By 16:42, a number of our services were successfully up and running on the secondary data centre. However, due to the high load at the time, a handful of customers were experiencing timeouts and connection issues, caused by a DNS update taking a few moments to update. Those customers experiencing time-outs, primarily via the API from 16:21 during this time, may not have successfully submitted messages for sending.
By 17:08, both the API and the app services were restored in a degraded performance state.
We were able to add additional resources to the secondary data centre to allow for all customers to successfully submit messages shortly after.
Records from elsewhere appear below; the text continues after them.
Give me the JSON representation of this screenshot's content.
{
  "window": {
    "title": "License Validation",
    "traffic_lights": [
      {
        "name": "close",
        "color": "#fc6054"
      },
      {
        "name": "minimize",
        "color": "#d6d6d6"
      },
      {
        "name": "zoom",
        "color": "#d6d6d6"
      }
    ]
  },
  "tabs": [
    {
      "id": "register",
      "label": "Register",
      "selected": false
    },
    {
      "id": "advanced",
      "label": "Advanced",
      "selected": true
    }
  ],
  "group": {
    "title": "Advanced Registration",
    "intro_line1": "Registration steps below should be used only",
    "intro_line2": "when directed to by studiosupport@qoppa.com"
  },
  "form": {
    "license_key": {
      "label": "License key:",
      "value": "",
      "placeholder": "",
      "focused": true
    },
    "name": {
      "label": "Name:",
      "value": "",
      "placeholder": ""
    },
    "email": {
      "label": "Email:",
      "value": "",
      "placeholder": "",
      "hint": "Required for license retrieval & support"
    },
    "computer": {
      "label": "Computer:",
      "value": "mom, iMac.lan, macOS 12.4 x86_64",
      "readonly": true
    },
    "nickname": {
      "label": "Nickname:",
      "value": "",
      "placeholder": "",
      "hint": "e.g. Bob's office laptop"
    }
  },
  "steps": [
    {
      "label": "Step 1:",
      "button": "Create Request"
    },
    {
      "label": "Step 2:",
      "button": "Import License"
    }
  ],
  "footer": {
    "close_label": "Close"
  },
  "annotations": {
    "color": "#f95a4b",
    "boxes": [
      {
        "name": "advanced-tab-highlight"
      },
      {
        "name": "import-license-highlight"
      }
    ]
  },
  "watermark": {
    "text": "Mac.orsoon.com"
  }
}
A backlog of messages resulted during this time. We also had confirmation that the cluster of servers on the primary datacenter were back in operation. Unfortunately, although live, they were not functioning as expected, this delayed the processing of backlogged messages.
Messages that were successfully queued and sent during this time were majority cleared by 20:45. The remaining customers were cleared by 22:40.
We were pleased with the performance of the secondary data centre and the changes made since the previous incident (we had been incident free for over 2 years before this).
The secondary data centre was actively undertaking tests & upgrades following the incident in November (in isolation from the primary data centre). These were progressing extremely well, and were due to complete today (13th). As we did have resource, albeit at a reduced size for this window, that should the primary datacenter fail, we would be operational, but in a lesser performance than normal. We were able to pull resources to bring forward the completeness to the 12th to aid the complete support of a secondary site. As always, both sites are continually monitored.